История с крестиком не получила дальнейшей огласки, и я стал по-иному посматривать па Ивана Ивановича Суворова. Он с наступлением зимы заболел (рецидив застарелого радикулита) и уже долгое время находился на бюллетене. Другие сотрудники принимали Кротова как нечто неизбежное. Отношение к нему было прохладным и настороженным. Кротов умел создавать вокруг себя какой-то вакуум, безвоздушное пространство, в котором гибли доброжелательность и участие.

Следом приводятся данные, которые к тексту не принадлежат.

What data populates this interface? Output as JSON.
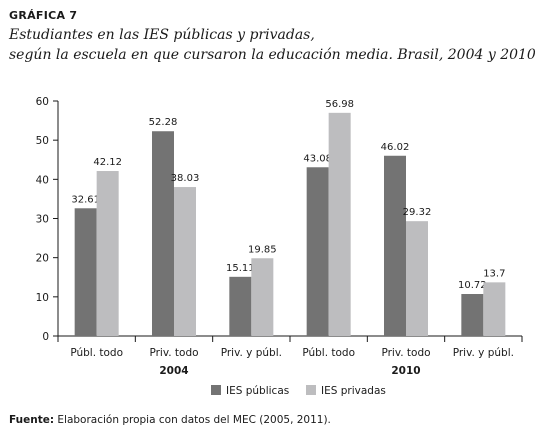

Из командировки Кротов привез хорошие магнитофонные записи. Я дал распоряжение техникам передать ему для постоянной работы магнитофон «Репортер-5», новейшую модель. Он умело им пользовался. Теперь в каждом выпуске звучали живые голоса (интервью, короткие беседы, репортажи). Я пытался усмотреть в них поверхностность, но придраться было нелегко. Странное дело, он трудно уживался с людьми в стенах редакции и быстро, цепко, без видимых усилий находил общий язык с авторами.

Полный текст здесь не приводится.